Oil prices experienced a rise this morning following Israel’s warning to Palestinians living in Rafah to evacuate the city, signaling a potential impending assault. Brent crude saw a nearly 1% increase, climbing above $83 as investors contemplated heightened conflict in the region. Last week, prices had dipped as traders factored in reduced geopolitical risks linked to the Middle East.
The boost in oil prices comes as Russia’s oil revenue doubled in April compared to the previous year, reaching around $11.5 billion. This surge can be attributed to higher prices, with a barrel of Urals crude increasing from approximately $50 last April to over $70, as well as a weaker ruble influencing sales.

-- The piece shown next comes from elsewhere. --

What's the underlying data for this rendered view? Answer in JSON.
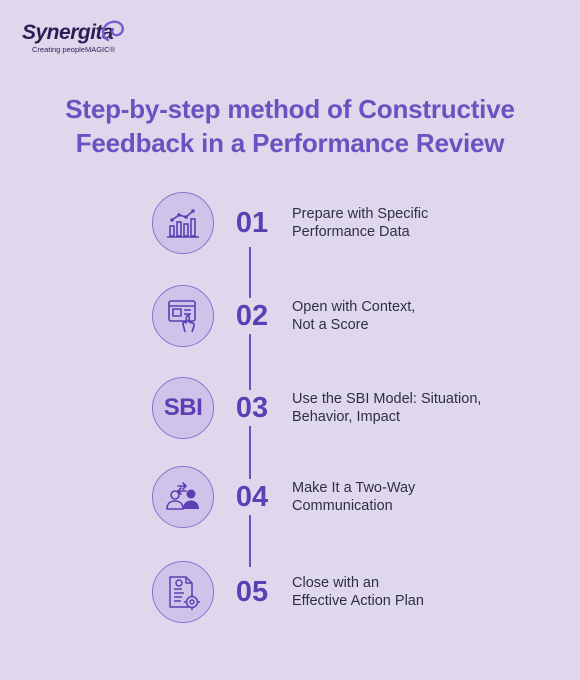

Moreover, Shell and the government of Alberta are facing criticism due to the revelation that Shell was able to claim millions of carbon credits for emissions reductions that did not actually occur, thanks to a government subsidy program. From 2015 to 2021, Shell managed to secure 5.7 million credits that did not correspond to any actual CO2 emissions reductions. Environmentalists have labeled these offsets as phantom credits that worsen climate change, contrasting with arguments from Shell and the government that they incentivized the carbon credit market.
The energy sector is also witnessing significant advancements, with Microsoft recently striking a major deal with Swedish energy company Stockholm Exergi to acquire carbon offsets, which the companies hail as the largest commitment of its kind. The agreement entails Stockholm Exergi providing 3.33 million tons of permanent carbon removals starting in 2028 through a biomass-burning facility that captures and stores carbon dioxide emissions underground.
In light of these developments, ongoing tensions in key regions like the Middle East and North America continue to influence oil prices and carbon reduction efforts, highlighting the complexities and challenges facing the energy industry today.